A new study published in Pediatrics indicates preschoolers exposed to higher levels of bisphenol A (BPA) in the womb may have more anxiety and depression and have worse self-control than those exposed to lower levels of the chemical before birth.
Although the new study was only able to show associations between BPA and behavior, and did not prove cause and effect, the study is one of the first to show that BPA exposure in the womb may be linked to behavioral effects in young children.
For the study, researchers followed 244 mothers and their babies from pregnancy through age 3.
“The results suggest that these gestational exposures, or the mother’s exposure, are more important than the childhood exposures,” says researcher Joe Braun, MSPH, PhD, research fellow in the department of environmental health at the Harvard School of Public Health.
“We know that sex steroids are important in the development of masculine and feminine behaviors, and it’s possible that BPA is acting like a weak estrogen,” Braun says. “In rodents, estrogen actually masculinizes the brain,” he says, which could explain the sex differences they saw in hyperactivity.
Amir Miodovnik, MD, an attending pediatrician at the Mount Sinai School of Medicine in New York City says it’s definitely a study that’s worth paying attention to. “But you can’t take away from it that a child exposed to BPA problems in the womb is going to have behavioral problems. It’s not clear-cut like that.”
“This study raises further concerns about the subtle, but nonetheless measurable adverse effects of BPA exposure,” says Andrew Adesman, MD, chief of developmental and behavioral pediatrics at Steven and Alexandra Cohen Children’s Medical Center of New York. “Consumers in general should try to minimize exposure to this chemical,” he says.
BPA is found in many consumer products, such as plastic bottles, food packaging, dental sealants, food-can liners, and the heat-activated paper that’s used to print cash register receipts.
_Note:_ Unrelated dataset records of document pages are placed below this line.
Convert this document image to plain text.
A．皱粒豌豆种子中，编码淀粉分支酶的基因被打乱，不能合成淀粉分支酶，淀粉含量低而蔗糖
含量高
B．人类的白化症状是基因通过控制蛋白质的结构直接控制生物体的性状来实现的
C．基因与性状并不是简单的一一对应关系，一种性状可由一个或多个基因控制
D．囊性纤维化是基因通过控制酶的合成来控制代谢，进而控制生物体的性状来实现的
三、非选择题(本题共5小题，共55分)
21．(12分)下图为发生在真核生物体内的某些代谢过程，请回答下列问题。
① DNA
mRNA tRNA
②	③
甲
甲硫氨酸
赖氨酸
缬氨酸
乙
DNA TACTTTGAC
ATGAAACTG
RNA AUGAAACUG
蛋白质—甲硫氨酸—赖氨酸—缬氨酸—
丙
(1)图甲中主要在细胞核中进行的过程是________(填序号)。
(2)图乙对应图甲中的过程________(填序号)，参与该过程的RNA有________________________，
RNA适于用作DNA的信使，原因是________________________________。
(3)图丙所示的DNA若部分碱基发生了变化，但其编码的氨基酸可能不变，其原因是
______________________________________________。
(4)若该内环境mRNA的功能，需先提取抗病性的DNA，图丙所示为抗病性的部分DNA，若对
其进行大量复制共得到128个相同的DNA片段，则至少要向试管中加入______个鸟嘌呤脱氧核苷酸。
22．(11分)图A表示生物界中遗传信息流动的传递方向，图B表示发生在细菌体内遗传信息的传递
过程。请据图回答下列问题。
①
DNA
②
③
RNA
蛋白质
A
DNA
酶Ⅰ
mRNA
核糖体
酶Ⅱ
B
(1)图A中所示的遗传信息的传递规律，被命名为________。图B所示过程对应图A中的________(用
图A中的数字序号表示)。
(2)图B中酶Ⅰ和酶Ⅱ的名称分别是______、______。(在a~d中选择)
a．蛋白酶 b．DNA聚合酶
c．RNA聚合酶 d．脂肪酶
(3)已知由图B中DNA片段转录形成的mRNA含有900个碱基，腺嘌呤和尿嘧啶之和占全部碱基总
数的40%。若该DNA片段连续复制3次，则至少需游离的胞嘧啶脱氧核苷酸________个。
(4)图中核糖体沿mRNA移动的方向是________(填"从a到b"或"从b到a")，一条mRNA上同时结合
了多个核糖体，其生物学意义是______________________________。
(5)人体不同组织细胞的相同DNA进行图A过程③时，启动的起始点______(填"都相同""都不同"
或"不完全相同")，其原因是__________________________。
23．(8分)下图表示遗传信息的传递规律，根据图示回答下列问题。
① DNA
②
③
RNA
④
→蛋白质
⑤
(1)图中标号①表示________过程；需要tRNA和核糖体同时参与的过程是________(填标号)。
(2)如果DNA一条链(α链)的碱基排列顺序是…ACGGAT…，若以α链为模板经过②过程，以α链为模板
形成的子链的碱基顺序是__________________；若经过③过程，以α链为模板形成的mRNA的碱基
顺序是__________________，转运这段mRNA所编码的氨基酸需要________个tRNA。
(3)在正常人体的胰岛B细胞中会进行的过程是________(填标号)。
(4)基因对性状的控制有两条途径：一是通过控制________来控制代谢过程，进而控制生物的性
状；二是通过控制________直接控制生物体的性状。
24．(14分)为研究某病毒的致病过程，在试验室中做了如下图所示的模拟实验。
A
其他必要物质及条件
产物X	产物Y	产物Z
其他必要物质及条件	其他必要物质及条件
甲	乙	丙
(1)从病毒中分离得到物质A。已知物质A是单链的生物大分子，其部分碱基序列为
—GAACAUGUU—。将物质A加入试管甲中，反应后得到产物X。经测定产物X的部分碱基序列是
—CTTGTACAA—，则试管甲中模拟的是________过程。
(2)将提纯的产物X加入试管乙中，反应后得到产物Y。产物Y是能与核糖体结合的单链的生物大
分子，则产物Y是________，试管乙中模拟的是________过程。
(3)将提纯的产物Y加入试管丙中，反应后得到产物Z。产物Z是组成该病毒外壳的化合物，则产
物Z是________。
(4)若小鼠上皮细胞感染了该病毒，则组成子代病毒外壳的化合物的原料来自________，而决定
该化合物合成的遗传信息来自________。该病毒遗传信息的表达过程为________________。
The packaging for many frozen, processed, and canned foods contains BPA.
And BPA has been found in almost all of the 19 name-brand canned foods tested by Consumer Reports Magazine, including Progresso vegetable soup, Campbell’s condensed chicken noodle soup, and Del Monte Blue Lake cut green beans– the chemical was even found in organic canned foods and canned foods labeled “BPA-free.”
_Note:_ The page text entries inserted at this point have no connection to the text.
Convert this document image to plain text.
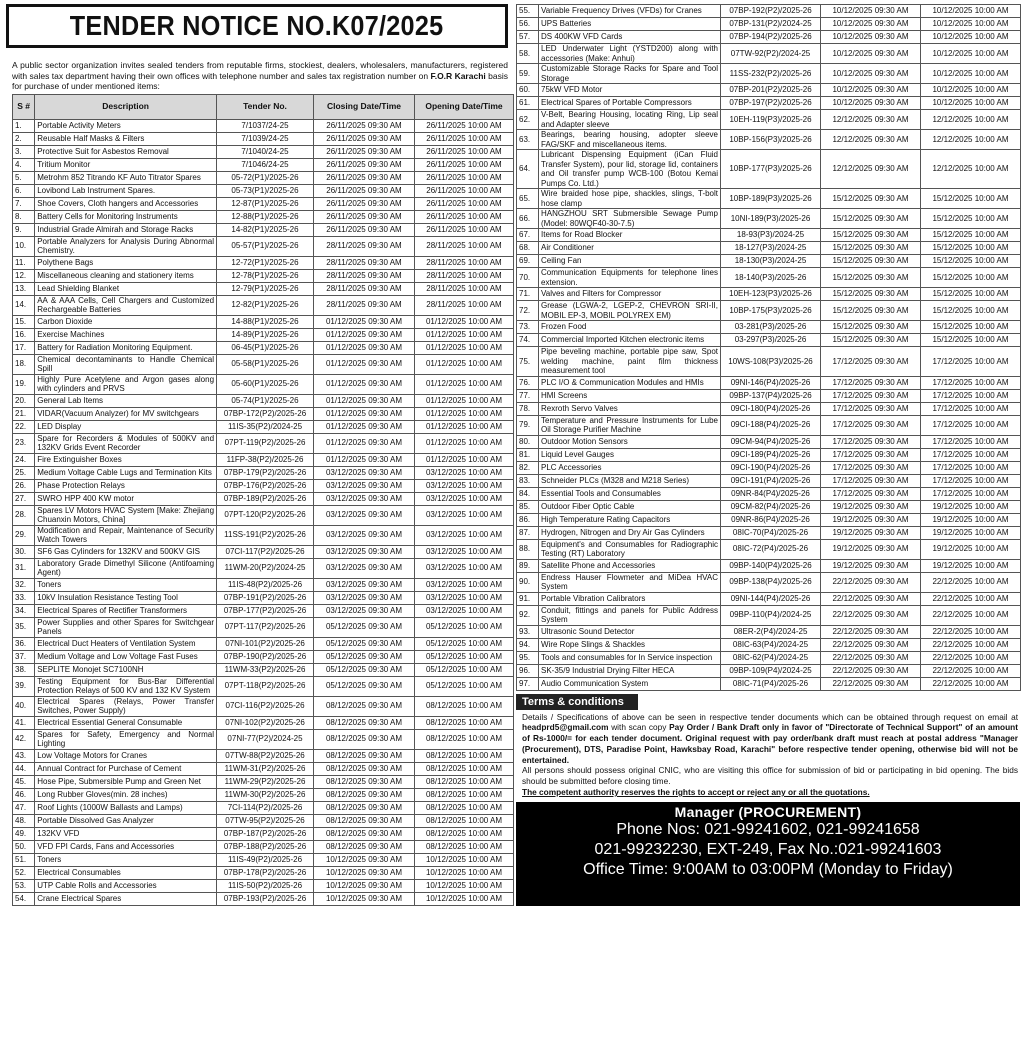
TENDER NOTICE NO.K07/2025
A public sector organization invites sealed tenders from reputable firms, stockiest, dealers, wholesalers, manufacturers, registered with sales tax department having their own offices with telephone number and sales tax registration number on F.O.R Karachi basis for purchase of under mentioned items:
S #	Description	Tender No.	Closing Date/Time	Opening Date/Time
1.	Portable Activity Meters	7/1037/24-25	26/11/2025 09:30 AM	26/11/2025 10:00 AM
2.	Reusable Half Masks & Filters	7/1039/24-25	26/11/2025 09:30 AM	26/11/2025 10:00 AM
3.	Protective Suit for Asbestos Removal	7/1040/24-25	26/11/2025 09:30 AM	26/11/2025 10:00 AM
4.	Tritium Monitor	7/1046/24-25	26/11/2025 09:30 AM	26/11/2025 10:00 AM
5.	Metrohm 852 Titrando KF Auto Titrator Spares	05-72(P1)/2025-26	26/11/2025 09:30 AM	26/11/2025 10:00 AM
6.	Lovibond Lab Instrument Spares.	05-73(P1)/2025-26	26/11/2025 09:30 AM	26/11/2025 10:00 AM
7.	Shoe Covers, Cloth hangers and Accessories	12-87(P1)/2025-26	26/11/2025 09:30 AM	26/11/2025 10:00 AM
8.	Battery Cells for Monitoring Instruments	12-88(P1)/2025-26	26/11/2025 09:30 AM	26/11/2025 10:00 AM
9.	Industrial Grade Almirah and Storage Racks	14-82(P1)/2025-26	26/11/2025 09:30 AM	26/11/2025 10:00 AM
10.	Portable Analyzers for Analysis During Abnormal Chemistry.	05-57(P1)/2025-26	28/11/2025 09:30 AM	28/11/2025 10:00 AM
11.	Polythene Bags	12-72(P1)/2025-26	28/11/2025 09:30 AM	28/11/2025 10:00 AM
12.	Miscellaneous cleaning and stationery items	12-78(P1)/2025-26	28/11/2025 09:30 AM	28/11/2025 10:00 AM
13.	Lead Shielding Blanket	12-79(P1)/2025-26	28/11/2025 09:30 AM	28/11/2025 10:00 AM
14.	AA & AAA Cells, Cell Chargers and Customized Rechargeable Batteries	12-82(P1)/2025-26	28/11/2025 09:30 AM	28/11/2025 10:00 AM
15.	Carbon Dioxide	14-88(P1)/2025-26	01/12/2025 09:30 AM	01/12/2025 10:00 AM
16.	Exercise Machines	14-89(P1)/2025-26	01/12/2025 09:30 AM	01/12/2025 10:00 AM
17.	Battery for Radiation Monitoring Equipment.	06-45(P1)/2025-26	01/12/2025 09:30 AM	01/12/2025 10:00 AM
18.	Chemical decontaminants to Handle Chemical Spill	05-58(P1)/2025-26	01/12/2025 09:30 AM	01/12/2025 10:00 AM
19.	Highly Pure Acetylene and Argon gases along with cylinders and PRVS	05-60(P1)/2025-26	01/12/2025 09:30 AM	01/12/2025 10:00 AM
20.	General Lab Items	05-74(P1)/2025-26	01/12/2025 09:30 AM	01/12/2025 10:00 AM
21.	VIDAR(Vacuum Analyzer) for MV switchgears	07BP-172(P2)/2025-26	01/12/2025 09:30 AM	01/12/2025 10:00 AM
22.	LED Display	11IS-35(P2)/2024-25	01/12/2025 09:30 AM	01/12/2025 10:00 AM
23.	Spare for Recorders & Modules of 500KV and 132KV Grids Event Recorder	07PT-119(P2)/2025-26	01/12/2025 09:30 AM	01/12/2025 10:00 AM
24.	Fire Extinguisher Boxes	11FP-38(P2)/2025-26	01/12/2025 09:30 AM	01/12/2025 10:00 AM
25.	Medium Voltage Cable Lugs and Termination Kits	07BP-179(P2)/2025-26	03/12/2025 09:30 AM	03/12/2025 10:00 AM
26.	Phase Protection Relays	07BP-176(P2)/2025-26	03/12/2025 09:30 AM	03/12/2025 10:00 AM
27.	SWRO HPP 400 KW motor	07BP-189(P2)/2025-26	03/12/2025 09:30 AM	03/12/2025 10:00 AM
28.	Spares LV Motors HVAC System [Make: Zhejiang Chuanxin Motors, China]	07PT-120(P2)/2025-26	03/12/2025 09:30 AM	03/12/2025 10:00 AM
29.	Modification and Repair, Maintenance of Security Watch Towers	11SS-191(P2)/2025-26	03/12/2025 09:30 AM	03/12/2025 10:00 AM
30.	SF6 Gas Cylinders for 132KV and 500KV GIS	07CI-117(P2)/2025-26	03/12/2025 09:30 AM	03/12/2025 10:00 AM
31.	Laboratory Grade Dimethyl Silicone (Antifoaming Agent)	11WM-20(P2)/2024-25	03/12/2025 09:30 AM	03/12/2025 10:00 AM
32.	Toners	11IS-48(P2)/2025-26	03/12/2025 09:30 AM	03/12/2025 10:00 AM
33.	10kV Insulation Resistance Testing Tool	07BP-191(P2)/2025-26	03/12/2025 09:30 AM	03/12/2025 10:00 AM
34.	Electrical Spares of Rectifier Transformers	07BP-177(P2)/2025-26	03/12/2025 09:30 AM	03/12/2025 10:00 AM
35.	Power Supplies and other Spares for Switchgear Panels	07PT-117(P2)/2025-26	05/12/2025 09:30 AM	05/12/2025 10:00 AM
36.	Electrical Duct Heaters of Ventilation System	07NI-101(P2)/2025-26	05/12/2025 09:30 AM	05/12/2025 10:00 AM
37.	Medium Voltage and Low Voltage Fast Fuses	07BP-190(P2)/2025-26	05/12/2025 09:30 AM	05/12/2025 10:00 AM
38.	SEPLITE Monojet SC7100NH	11WM-33(P2)/2025-26	05/12/2025 09:30 AM	05/12/2025 10:00 AM
39.	Testing Equipment for Bus-Bar Differential Protection Relays of 500 KV and 132 KV System	07PT-118(P2)/2025-26	05/12/2025 09:30 AM	05/12/2025 10:00 AM
40.	Electrical Spares (Relays, Power Transfer Switches, Power Supply)	07CI-116(P2)/2025-26	08/12/2025 09:30 AM	08/12/2025 10:00 AM
41.	Electrical Essential General Consumable	07NI-102(P2)/2025-26	08/12/2025 09:30 AM	08/12/2025 10:00 AM
42.	Spares for Safety, Emergency and Normal Lighting	07NI-77(P2)/2024-25	08/12/2025 09:30 AM	08/12/2025 10:00 AM
43.	Low Voltage Motors for Cranes	07TW-88(P2)/2025-26	08/12/2025 09:30 AM	08/12/2025 10:00 AM
44.	Annual Contract for Purchase of Cement	11WM-31(P2)/2025-26	08/12/2025 09:30 AM	08/12/2025 10:00 AM
45.	Hose Pipe, Submersible Pump and Green Net	11WM-29(P2)/2025-26	08/12/2025 09:30 AM	08/12/2025 10:00 AM
46.	Long Rubber Gloves(min. 28 inches)	11WM-30(P2)/2025-26	08/12/2025 09:30 AM	08/12/2025 10:00 AM
47.	Roof Lights (1000W Ballasts and Lamps)	7CI-114(P2)/2025-26	08/12/2025 09:30 AM	08/12/2025 10:00 AM
48.	Portable Dissolved Gas Analyzer	07TW-95(P2)/2025-26	08/12/2025 09:30 AM	08/12/2025 10:00 AM
49.	132KV VFD	07BP-187(P2)/2025-26	08/12/2025 09:30 AM	08/12/2025 10:00 AM
50.	VFD FPI Cards, Fans and Accessories	07BP-188(P2)/2025-26	08/12/2025 09:30 AM	08/12/2025 10:00 AM
51.	Toners	11IS-49(P2)/2025-26	10/12/2025 09:30 AM	10/12/2025 10:00 AM
52.	Electrical Consumables	07BP-178(P2)/2025-26	10/12/2025 09:30 AM	10/12/2025 10:00 AM
53.	UTP Cable Rolls and Accessories	11IS-50(P2)/2025-26	10/12/2025 09:30 AM	10/12/2025 10:00 AM
54.	Crane Electrical Spares	07BP-193(P2)/2025-26	10/12/2025 09:30 AM	10/12/2025 10:00 AM
55.	Variable Frequency Drives (VFDs) for Cranes	07BP-192(P2)/2025-26	10/12/2025 09:30 AM	10/12/2025 10:00 AM
56.	UPS Batteries	07BP-131(P2)/2024-25	10/12/2025 09:30 AM	10/12/2025 10:00 AM
57.	DS 400KW VFD Cards	07BP-194(P2)/2025-26	10/12/2025 09:30 AM	10/12/2025 10:00 AM
58.	LED Underwater Light (YSTD200) along with accessories (Make: Anhui)	07TW-92(P2)/2024-25	10/12/2025 09:30 AM	10/12/2025 10:00 AM
59.	Customizable Storage Racks for Spare and Tool Storage	11SS-232(P2)/2025-26	10/12/2025 09:30 AM	10/12/2025 10:00 AM
60.	75kW VFD Motor	07BP-201(P2)/2025-26	10/12/2025 09:30 AM	10/12/2025 10:00 AM
61.	Electrical Spares of Portable Compressors	07BP-197(P2)/2025-26	10/12/2025 09:30 AM	10/12/2025 10:00 AM
62.	V-Belt, Bearing Housing, locating Ring, Lip seal and Adapter sleeve	10EH-119(P3)/2025-26	12/12/2025 09:30 AM	12/12/2025 10:00 AM
63.	Bearings, bearing housing, adopter sleeve FAG/SKF and miscellaneous items.	10BP-156(P3)/2025-26	12/12/2025 09:30 AM	12/12/2025 10:00 AM
64.	Lubricant Dispensing Equipment (iCan Fluid Transfer System), pour lid, storage lid, containers and Oil transfer pump WCB-100 (Botou Kemai Pumps Co. Ltd.)	10BP-177(P3)/2025-26	12/12/2025 09:30 AM	12/12/2025 10:00 AM
65.	Wire braided hose pipe, shackles, slings, T-bolt hose clamp	10BP-189(P3)/2025-26	15/12/2025 09:30 AM	15/12/2025 10:00 AM
66.	HANGZHOU SRT Submersible Sewage Pump (Model: 80WQF40-30-7.5)	10NI-189(P3)/2025-26	15/12/2025 09:30 AM	15/12/2025 10:00 AM
67.	Items for Road Blocker	18-93(P3)/2024-25	15/12/2025 09:30 AM	15/12/2025 10:00 AM
68.	Air Conditioner	18-127(P3)/2024-25	15/12/2025 09:30 AM	15/12/2025 10:00 AM
69.	Ceiling Fan	18-130(P3)/2024-25	15/12/2025 09:30 AM	15/12/2025 10:00 AM
70.	Communication Equipments for telephone lines extension.	18-140(P3)/2025-26	15/12/2025 09:30 AM	15/12/2025 10:00 AM
71.	Valves and Filters for Compressor	10EH-123(P3)/2025-26	15/12/2025 09:30 AM	15/12/2025 10:00 AM
72.	Grease (LGWA-2, LGEP-2, CHEVRON SRI-II, MOBIL EP-3, MOBIL POLYREX EM)	10BP-175(P3)/2025-26	15/12/2025 09:30 AM	15/12/2025 10:00 AM
73.	Frozen Food	03-281(P3)/2025-26	15/12/2025 09:30 AM	15/12/2025 10:00 AM
74.	Commercial Imported Kitchen electronic items	03-297(P3)/2025-26	15/12/2025 09:30 AM	15/12/2025 10:00 AM
75.	Pipe beveling machine, portable pipe saw, Spot welding machine, paint film thickness measurement tool	10WS-108(P3)/2025-26	17/12/2025 09:30 AM	17/12/2025 10:00 AM
76.	PLC I/O & Communication Modules and HMIs	09NI-146(P4)/2025-26	17/12/2025 09:30 AM	17/12/2025 10:00 AM
77.	HMI Screens	09BP-137(P4)/2025-26	17/12/2025 09:30 AM	17/12/2025 10:00 AM
78.	Rexroth Servo Valves	09CI-180(P4)/2025-26	17/12/2025 09:30 AM	17/12/2025 10:00 AM
79.	Temperature and Pressure Instruments for Lube Oil Storage Purifier Machine	09CI-188(P4)/2025-26	17/12/2025 09:30 AM	17/12/2025 10:00 AM
80.	Outdoor Motion Sensors	09CM-94(P4)/2025-26	17/12/2025 09:30 AM	17/12/2025 10:00 AM
81.	Liquid Level Gauges	09CI-189(P4)/2025-26	17/12/2025 09:30 AM	17/12/2025 10:00 AM
82.	PLC Accessories	09CI-190(P4)/2025-26	17/12/2025 09:30 AM	17/12/2025 10:00 AM
83.	Schneider PLCs (M328 and M218 Series)	09CI-191(P4)/2025-26	17/12/2025 09:30 AM	17/12/2025 10:00 AM
84.	Essential Tools and Consumables	09NR-84(P4)/2025-26	17/12/2025 09:30 AM	17/12/2025 10:00 AM
85.	Outdoor Fiber Optic Cable	09CM-82(P4)/2025-26	19/12/2025 09:30 AM	19/12/2025 10:00 AM
86.	High Temperature Rating Capacitors	09NR-86(P4)/2025-26	19/12/2025 09:30 AM	19/12/2025 10:00 AM
87.	Hydrogen, Nitrogen and Dry Air Gas Cylinders	08IC-70(P4)/2025-26	19/12/2025 09:30 AM	19/12/2025 10:00 AM
88.	Equipment's and Consumables for Radiographic Testing (RT) Laboratory	08IC-72(P4)/2025-26	19/12/2025 09:30 AM	19/12/2025 10:00 AM
89.	Satellite Phone and Accessories	09BP-140(P4)/2025-26	19/12/2025 09:30 AM	19/12/2025 10:00 AM
90.	Endress Hauser Flowmeter and MiDea HVAC System	09BP-138(P4)/2025-26	22/12/2025 09:30 AM	22/12/2025 10:00 AM
91.	Portable Vibration Calibrators	09NI-144(P4)/2025-26	22/12/2025 09:30 AM	22/12/2025 10:00 AM
92.	Conduit, fittings and panels for Public Address System	09BP-110(P4)/2024-25	22/12/2025 09:30 AM	22/12/2025 10:00 AM
93.	Ultrasonic Sound Detector	08ER-2(P4)/2024-25	22/12/2025 09:30 AM	22/12/2025 10:00 AM
94.	Wire Rope Slings & Shackles	08IC-63(P4)/2024-25	22/12/2025 09:30 AM	22/12/2025 10:00 AM
95.	Tools and consumables for In Service inspection	08IC-62(P4)/2024-25	22/12/2025 09:30 AM	22/12/2025 10:00 AM
96.	SK-35/9 Industrial Drying Filter HECA	09BP-109(P4)/2024-25	22/12/2025 09:30 AM	22/12/2025 10:00 AM
97.	Audio Communication System	08IC-71(P4)/2025-26	22/12/2025 09:30 AM	22/12/2025 10:00 AM
Terms & conditions
Details / Specifications of above can be seen in respective tender documents which can be obtained through request on email at headprd5@gmail.com with scan copy Pay Order / Bank Draft only in favor of "Directorate of Technical Support" of an amount of Rs-1000/= for each tender document. Original request with pay order/bank draft must reach at postal address "Manager (Procurement), DTS, Paradise Point, Hawksbay Road, Karachi" before respective tender opening, otherwise bid will not be entertained.
All persons should possess original CNIC, who are visiting this office for submission of bid or participating in bid opening. The bids should be submitted before closing time.
The competent authority reserves the rights to accept or reject any or all the quotations.
Manager (PROCUREMENT)
Phone Nos: 021-99241602, 021-99241658
021-99232230, EXT-249, Fax No.:021-99241603
Office Time: 9:00AM to 03:00PM (Monday to Friday)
BPA has been linked to diabetes, heart disease, breast and prostate cancers, and reproductive abnormalities. Current federally approved levels are based on experiments done in the 1980s.
But according to the Breast Cancer Fund there are more than 200 recent studies linking low doses of BPA with adverse health effects, suggesting serious health risks could result from much lower doses of BPA which has been detected in the urine of more than 90% of Americans.
According to the AMA, high levels of BPA in humans are at higher risk of cardiovascular disease, and liver-enzyme abnormalities, and women have more miscarriages.